Finding "fallthroughs" in C code

Question

There were several nasty bugs discovered in a product I am working on, all related to inadvertent "fall throughs" in switch statements.

Now, I would like to go one step beyond - I would like to detect switch statement fall throughs in a large body of C code. I can use only Linux and gcc 5.6 for compilation (so no clang or newer gcc; this is because newer gcc does not exist for the target architecture for our project).

This is a code without fall through:

    switch(m_loadAnimSubCt){
        case 0: 
        case 1: 
            // Do something
            break;
        case 2:
        case 3:
        case 4:
            // Do something
            break;
   }

This is a code with fall throughs:

   switch(m_loadAnimSubCt){
        case 0: 
        case 1: 
            // Do something but fall through to the other cases 
            // after doing it.
        case 2:
        case 3:
        case 4:
            // Do something else.
            break;
   }

Answer 1

If you are using GCC, you should use the Wimplicit-fallthrough compiler option to generate a warning for fallthroughs. You can alternatively make it into an error using -Werror (i.e. -Werror=implicit-fallthrough for this specific warning.
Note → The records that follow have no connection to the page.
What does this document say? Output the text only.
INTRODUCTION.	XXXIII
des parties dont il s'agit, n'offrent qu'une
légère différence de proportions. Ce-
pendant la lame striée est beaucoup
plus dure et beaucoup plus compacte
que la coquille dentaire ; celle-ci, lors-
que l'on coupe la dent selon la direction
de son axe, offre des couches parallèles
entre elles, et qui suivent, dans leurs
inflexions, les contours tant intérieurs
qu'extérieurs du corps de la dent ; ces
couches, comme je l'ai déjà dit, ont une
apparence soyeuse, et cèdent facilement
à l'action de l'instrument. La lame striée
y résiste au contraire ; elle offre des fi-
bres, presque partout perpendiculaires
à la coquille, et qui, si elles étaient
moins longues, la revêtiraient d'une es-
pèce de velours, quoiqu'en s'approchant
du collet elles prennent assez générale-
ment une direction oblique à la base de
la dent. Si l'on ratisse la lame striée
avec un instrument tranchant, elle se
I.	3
I would prefer using -Wextra (which includes this and many other additional warnings), but if this is some large legacy codebase, it might generate too much noise. It is what you should strive for, to pass the build with -Wextra -Wpedantic -Werror.

If your compiler version doesn't support such option, perhaps you can write your own regex which would match all cases not prefixed by a previous case statement, although you would have to be careful to ensure that the regex matches all occurrences, regardless of formatting/comments.

For example, you could use something like this (here is a demo):

(?# match any 'case' following 'break;', ':' or '{' into a non-capturing group)
(?# then match the remaining 'case' into a named "fallthrough" group)
(?:(break;|:|{)[\r\n\s]*case) | (?<fallthrough>case)

So you can run a perl (or python, or whatever) script against your folder and dump all lines where the "fallthrough" group is captured.

Answer 2

I would suggest compiling your code with a newer compiler just to detect those (I know you mentioned you could not do that for the project but it's sometimes useful to compile it with something else to have a different perspective on things).

What we have at my work is an (scarily) old version of GCC compiling our "official" code and clang doing a dummy compilation just to have better static analysis.